Drug crimes dominated the shifts of Clarence “Chuck” Mabanag, Jude Siapno and Matthew Hornung, who allegedly beat suspects, filed false police reports and obstructed justice. All were fired; their trial begins on Tuesday. A fourth officer and the alleged ringleader, Frank Vazquez, is believed to have fled to Mexico.
The four were turned in by Keith Batt, a rookie officer who told superiors he was shocked by their “stop and grab” tactics — randomly accosting suspects, handcuffing them and throwing them in patrol cars before questioning them.
Batt, who left the department after speaking up, said “The Riders” routinely beat suspects and concocted police reports. Suspects alleged they planted drugs on innocent people.

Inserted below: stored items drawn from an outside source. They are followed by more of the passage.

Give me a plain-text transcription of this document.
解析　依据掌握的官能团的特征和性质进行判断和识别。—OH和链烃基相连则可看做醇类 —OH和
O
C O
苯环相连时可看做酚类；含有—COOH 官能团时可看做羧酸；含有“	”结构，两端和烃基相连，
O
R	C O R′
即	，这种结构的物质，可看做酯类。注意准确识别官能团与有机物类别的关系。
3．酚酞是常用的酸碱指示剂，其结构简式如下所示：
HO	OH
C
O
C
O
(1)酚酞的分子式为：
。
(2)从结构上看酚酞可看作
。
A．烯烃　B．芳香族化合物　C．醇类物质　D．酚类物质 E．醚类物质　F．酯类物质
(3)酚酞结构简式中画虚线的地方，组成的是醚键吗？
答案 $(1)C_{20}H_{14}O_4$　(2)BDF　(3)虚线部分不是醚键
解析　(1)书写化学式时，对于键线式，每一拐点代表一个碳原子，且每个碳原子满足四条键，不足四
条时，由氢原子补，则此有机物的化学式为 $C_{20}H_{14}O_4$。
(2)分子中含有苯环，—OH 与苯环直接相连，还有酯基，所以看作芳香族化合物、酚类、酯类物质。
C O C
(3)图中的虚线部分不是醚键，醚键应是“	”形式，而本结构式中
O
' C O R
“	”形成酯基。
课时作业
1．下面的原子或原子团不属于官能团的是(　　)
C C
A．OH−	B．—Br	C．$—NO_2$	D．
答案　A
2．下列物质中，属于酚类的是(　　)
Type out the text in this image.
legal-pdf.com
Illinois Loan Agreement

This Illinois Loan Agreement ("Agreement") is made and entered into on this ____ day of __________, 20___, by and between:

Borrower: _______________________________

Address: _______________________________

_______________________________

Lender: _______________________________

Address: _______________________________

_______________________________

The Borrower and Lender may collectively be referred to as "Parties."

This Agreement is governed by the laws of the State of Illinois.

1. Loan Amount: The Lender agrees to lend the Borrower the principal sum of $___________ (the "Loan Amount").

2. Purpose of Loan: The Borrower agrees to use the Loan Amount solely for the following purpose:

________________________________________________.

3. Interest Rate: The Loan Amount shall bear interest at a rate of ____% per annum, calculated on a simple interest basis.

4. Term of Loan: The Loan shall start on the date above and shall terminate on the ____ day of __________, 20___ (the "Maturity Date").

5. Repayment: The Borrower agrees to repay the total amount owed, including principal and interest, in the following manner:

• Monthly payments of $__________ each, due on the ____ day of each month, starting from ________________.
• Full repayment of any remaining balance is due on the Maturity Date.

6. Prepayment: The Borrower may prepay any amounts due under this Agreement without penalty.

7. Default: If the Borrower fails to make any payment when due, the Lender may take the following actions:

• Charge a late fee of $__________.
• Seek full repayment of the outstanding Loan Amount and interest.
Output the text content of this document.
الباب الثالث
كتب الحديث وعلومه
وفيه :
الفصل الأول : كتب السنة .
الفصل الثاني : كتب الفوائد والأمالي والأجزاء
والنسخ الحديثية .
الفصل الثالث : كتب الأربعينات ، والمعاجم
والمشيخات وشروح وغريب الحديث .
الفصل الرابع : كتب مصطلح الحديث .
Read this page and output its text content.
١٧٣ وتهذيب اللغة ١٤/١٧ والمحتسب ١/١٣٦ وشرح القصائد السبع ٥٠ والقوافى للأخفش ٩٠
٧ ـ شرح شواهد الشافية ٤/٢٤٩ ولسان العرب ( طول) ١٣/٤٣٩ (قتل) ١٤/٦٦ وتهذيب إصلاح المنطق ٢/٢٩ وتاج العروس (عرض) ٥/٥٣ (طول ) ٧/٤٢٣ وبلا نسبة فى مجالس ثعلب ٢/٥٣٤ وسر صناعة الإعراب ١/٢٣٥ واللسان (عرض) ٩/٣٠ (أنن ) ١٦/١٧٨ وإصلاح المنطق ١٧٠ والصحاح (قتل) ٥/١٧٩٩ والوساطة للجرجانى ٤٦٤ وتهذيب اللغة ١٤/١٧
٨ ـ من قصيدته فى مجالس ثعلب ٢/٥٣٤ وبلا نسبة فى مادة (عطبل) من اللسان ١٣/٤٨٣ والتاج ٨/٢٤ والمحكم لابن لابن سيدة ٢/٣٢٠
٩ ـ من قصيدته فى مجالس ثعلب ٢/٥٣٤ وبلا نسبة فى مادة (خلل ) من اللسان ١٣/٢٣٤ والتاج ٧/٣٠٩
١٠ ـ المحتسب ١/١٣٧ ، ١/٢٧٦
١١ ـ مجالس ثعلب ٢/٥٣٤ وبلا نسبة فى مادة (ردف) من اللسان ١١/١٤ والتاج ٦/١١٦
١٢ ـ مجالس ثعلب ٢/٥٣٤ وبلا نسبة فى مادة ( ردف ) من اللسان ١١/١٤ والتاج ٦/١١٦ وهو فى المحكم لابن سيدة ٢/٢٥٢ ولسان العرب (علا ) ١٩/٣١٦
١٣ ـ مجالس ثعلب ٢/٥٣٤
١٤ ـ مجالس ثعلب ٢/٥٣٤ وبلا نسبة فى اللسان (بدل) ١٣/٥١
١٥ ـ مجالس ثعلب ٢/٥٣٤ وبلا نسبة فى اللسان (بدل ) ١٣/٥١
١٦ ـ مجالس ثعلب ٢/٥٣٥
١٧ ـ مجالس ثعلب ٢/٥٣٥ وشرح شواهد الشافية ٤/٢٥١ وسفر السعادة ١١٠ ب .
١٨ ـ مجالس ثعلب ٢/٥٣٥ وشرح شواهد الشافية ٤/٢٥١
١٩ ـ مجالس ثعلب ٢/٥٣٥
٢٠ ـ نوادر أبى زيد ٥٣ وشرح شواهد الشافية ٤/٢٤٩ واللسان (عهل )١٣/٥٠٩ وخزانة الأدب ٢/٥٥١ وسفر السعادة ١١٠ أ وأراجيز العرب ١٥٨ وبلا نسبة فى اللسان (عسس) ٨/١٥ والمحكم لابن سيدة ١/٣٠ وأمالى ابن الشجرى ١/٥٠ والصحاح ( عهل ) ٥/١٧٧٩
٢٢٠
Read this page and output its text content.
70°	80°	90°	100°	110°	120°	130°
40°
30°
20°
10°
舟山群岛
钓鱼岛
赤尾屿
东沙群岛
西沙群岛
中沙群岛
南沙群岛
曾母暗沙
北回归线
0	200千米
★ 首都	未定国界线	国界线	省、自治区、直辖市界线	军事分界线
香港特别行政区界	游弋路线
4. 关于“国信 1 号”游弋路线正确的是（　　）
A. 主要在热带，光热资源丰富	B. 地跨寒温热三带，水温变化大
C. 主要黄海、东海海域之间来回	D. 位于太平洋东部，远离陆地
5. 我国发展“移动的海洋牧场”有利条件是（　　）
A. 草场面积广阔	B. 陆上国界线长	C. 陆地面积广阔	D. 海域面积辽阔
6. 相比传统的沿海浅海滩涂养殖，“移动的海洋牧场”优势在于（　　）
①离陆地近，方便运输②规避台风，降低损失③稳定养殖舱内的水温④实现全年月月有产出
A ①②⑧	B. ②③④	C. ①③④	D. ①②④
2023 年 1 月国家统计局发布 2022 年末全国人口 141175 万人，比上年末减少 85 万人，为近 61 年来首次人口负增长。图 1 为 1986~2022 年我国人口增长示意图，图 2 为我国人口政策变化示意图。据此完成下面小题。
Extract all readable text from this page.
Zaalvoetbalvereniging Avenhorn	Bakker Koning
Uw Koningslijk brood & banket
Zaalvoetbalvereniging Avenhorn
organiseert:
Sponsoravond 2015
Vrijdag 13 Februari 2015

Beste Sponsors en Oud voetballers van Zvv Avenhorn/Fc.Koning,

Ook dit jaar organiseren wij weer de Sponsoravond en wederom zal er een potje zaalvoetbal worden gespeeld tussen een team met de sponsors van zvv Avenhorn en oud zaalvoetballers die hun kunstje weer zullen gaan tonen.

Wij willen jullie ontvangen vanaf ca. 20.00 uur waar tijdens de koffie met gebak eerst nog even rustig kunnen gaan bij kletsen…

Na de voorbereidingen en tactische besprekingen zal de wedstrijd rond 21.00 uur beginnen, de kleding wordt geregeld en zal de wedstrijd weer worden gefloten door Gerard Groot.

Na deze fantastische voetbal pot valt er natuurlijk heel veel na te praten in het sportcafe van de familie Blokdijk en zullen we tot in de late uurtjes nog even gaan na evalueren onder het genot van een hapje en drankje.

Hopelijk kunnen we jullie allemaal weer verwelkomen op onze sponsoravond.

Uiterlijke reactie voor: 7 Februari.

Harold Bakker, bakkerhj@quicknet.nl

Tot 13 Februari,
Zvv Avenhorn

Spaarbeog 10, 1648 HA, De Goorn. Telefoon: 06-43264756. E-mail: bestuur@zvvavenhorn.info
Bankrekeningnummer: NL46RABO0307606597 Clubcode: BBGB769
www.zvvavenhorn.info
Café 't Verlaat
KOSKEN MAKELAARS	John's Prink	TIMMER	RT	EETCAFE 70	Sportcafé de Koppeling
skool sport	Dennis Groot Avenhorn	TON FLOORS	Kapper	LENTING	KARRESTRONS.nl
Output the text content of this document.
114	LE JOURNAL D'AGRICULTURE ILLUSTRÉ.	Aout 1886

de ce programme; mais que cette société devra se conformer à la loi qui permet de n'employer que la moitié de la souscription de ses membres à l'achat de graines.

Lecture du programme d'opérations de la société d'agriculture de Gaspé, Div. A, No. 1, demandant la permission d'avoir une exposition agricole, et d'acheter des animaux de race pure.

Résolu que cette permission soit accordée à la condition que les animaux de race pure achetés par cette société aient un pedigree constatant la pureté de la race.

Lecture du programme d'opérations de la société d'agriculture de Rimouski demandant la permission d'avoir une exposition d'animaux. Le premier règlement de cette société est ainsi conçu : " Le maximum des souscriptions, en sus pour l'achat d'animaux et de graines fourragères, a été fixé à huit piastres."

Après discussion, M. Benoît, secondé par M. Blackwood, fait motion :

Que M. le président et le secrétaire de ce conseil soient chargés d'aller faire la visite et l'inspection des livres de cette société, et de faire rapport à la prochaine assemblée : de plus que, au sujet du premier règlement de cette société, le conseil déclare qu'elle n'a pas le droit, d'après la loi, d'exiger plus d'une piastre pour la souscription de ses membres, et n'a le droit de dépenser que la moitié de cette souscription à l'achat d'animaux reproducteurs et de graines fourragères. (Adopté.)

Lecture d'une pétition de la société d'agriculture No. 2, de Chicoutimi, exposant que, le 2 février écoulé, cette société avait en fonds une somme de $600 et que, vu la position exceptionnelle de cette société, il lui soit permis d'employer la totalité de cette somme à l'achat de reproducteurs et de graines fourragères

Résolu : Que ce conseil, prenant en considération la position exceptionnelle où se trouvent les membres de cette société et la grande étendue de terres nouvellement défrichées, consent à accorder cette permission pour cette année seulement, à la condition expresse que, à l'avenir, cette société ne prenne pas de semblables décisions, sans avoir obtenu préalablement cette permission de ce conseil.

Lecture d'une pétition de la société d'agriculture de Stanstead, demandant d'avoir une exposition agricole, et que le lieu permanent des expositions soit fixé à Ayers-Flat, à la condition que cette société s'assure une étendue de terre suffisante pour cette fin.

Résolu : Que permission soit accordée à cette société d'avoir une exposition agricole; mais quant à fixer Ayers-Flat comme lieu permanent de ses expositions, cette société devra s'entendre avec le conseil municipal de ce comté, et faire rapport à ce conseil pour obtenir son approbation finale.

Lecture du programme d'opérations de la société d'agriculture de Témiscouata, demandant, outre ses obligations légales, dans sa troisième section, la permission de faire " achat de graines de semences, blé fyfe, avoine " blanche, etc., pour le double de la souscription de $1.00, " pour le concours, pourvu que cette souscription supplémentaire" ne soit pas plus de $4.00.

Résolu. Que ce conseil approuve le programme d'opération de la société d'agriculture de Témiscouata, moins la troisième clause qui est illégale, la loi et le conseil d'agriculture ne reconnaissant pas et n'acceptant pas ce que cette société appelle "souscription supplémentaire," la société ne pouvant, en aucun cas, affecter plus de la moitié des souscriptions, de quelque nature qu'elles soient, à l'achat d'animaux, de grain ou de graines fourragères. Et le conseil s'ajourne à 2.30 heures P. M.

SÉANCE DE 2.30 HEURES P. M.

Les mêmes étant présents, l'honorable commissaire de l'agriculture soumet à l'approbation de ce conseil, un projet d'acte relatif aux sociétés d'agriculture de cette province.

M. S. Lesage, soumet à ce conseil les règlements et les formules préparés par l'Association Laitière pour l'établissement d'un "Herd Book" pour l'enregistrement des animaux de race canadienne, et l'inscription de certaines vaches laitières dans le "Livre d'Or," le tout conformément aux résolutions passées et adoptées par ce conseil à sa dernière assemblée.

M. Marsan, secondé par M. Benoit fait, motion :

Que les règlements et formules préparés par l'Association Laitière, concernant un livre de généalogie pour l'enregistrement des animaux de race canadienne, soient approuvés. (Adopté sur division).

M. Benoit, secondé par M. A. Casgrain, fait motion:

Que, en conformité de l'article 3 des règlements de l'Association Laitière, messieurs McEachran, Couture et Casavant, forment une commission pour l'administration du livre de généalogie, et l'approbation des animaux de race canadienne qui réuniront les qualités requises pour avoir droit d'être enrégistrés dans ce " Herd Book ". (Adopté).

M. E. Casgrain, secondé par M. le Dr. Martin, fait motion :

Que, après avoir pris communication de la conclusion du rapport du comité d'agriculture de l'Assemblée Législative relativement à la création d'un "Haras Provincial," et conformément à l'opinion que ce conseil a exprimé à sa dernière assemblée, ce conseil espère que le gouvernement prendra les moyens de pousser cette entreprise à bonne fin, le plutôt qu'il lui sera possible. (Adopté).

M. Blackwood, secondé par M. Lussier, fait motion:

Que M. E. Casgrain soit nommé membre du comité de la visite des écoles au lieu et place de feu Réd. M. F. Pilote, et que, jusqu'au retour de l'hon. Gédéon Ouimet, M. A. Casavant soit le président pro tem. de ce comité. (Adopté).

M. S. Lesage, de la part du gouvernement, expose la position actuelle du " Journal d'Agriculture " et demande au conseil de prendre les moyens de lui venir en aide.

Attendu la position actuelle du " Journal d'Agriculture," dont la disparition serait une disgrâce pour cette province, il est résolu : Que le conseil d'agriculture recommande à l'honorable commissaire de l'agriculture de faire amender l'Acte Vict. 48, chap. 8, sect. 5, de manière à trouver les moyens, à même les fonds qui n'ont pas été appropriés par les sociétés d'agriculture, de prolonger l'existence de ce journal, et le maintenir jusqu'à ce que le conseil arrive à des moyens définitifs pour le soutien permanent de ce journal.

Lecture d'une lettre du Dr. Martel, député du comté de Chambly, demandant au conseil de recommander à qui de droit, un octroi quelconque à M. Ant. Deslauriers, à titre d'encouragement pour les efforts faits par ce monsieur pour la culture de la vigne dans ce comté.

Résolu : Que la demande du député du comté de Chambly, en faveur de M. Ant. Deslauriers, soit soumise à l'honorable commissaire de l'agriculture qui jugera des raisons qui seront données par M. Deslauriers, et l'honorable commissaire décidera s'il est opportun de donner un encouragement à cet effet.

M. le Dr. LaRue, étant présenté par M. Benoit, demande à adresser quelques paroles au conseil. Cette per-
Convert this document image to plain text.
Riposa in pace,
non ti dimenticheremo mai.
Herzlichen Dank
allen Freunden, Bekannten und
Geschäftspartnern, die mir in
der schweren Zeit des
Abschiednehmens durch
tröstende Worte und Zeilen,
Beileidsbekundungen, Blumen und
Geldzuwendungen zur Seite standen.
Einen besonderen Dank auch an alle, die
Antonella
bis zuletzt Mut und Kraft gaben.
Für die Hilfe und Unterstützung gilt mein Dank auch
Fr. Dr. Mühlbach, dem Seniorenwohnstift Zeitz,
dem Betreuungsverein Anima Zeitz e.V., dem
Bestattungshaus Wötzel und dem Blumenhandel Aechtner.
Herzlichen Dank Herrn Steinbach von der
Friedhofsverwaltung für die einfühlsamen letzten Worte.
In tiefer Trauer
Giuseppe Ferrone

In response to the scandal, the Oakland Police Department set up a number of protections to ensure such aggressive tactics won’t happen again.
Residents and business owners say officers are being more careful.
“Officers have been more circumspect in the way they deal with non-crime events,” said Bob Tuck, owner of Atlas Heating and Air Conditioning Co., which has been based in west Oakland since 1916. “There’s not as much confrontation in those situations, but when there’s a crime happening they’re just as on top of it as they’ve always been.”
Joshua Richardson, who claims one of the accused officers beat him up and left him near a freeway overpass, is among 115 people who have filed 17 civil rights suits against the city.
“People feel freer now,” Richardson said. “Not a lot of people are saying they’re scared of the police.”
Ellen Parkinson, who started the Oak Center Neighborhood Association in 1963, said “they’re very sensitive, more sensitive than they were.”